Cisco Sees Weaker Demand, Fallout from NSA Scandal

Cisco reported quarterly revenue of  $12.1 billion, net income on a generally accepted accounting principles (GAAP) basis of $2.0 billion or $0.37 per share, and non-GAAP net income of $2.9 billion or $0.53 per share for its first fiscal quarter of FY14. Revenue was up only 1.8% compared to $11.9 billion in Q1 FY13.

Revenue and earnings per share were under industry analyst consensus estimates of $0.41 per share.


Cisco cited pre-tax charges of $237 million related to the workforce reduction plan announced in August 2013, and a pre-tax charge of $257 million related to compensation expense in connection with Cisco's acquisition of the remaining interest in Insieme Networks.

Cisco also warned that revenue would decline 8-10% this quarter (Q2) due to lower demand in certain countries, such as China, due to fallout from the NSA scandal.  Service Provider orders also fell 13%.  The order backlog is significantly weaker than expected.

"While our revenue growth was below our expectation, our financials are strong, our strategy is strong and our innovation engine is executing extremely well. We remain confident in our long-term goal to be the #1 IT company in the world and help our customers solve their biggest business problems,” stated John Chambers, Cisco's CEO.

Some notes from the quarterly conference call.

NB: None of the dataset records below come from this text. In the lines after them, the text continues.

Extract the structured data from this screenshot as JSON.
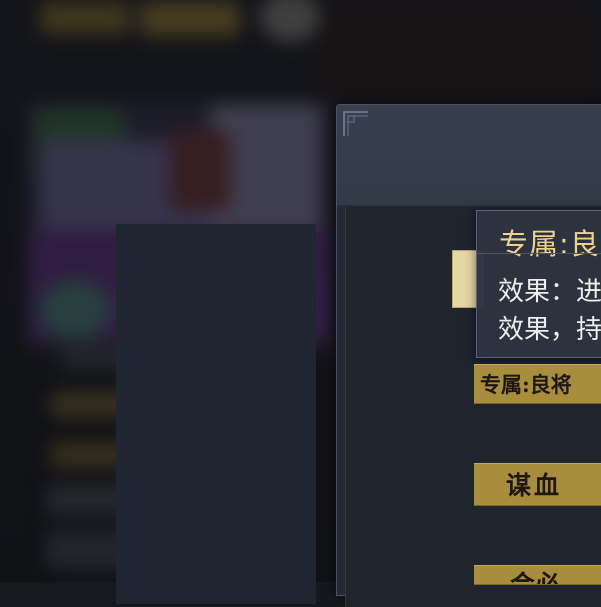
{
  "tooltip": {
    "title": "专属:良",
    "effect_line_1": "效果：进",
    "effect_line_2": "效果，持"
  },
  "skills": [
    {
      "label": "专属:良将"
    },
    {
      "label": "谋血"
    },
    {
      "label": "会必"
    }
  ],
  "colors": {
    "tooltip_title": "#f0d38a",
    "skill_tag_bg": "#a88e3c",
    "panel_bg": "#242a34",
    "panel_header": "#38404f",
    "selected_tab": "#e4d7a4"
  }
}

  • The three areas of weakness are emerging markets, the Service Provider segment, and major switching/router product transitions.
  • The switching business is stable and performing well. Data center products are hot.
  • Wireless is performing well and the transition to 802.11ac is in its early stages.  Meraki is performing well.
  • NGN routing revenue is down.  The first shipments of the new NCS platform occurred in the quarter. The new architecture of the NCS leads to a longer evaluation and sales cycle.
  • The set-top box business declined 20% YoY. Cisco said it is committed to the segment, evolving its product line to the cloud, and walking away from deals that don't make sense. 
  • Sales in China continue to decline due to "political dynamics".  Chambers attributed this to suspicion caused by fallout from the NSA scandal.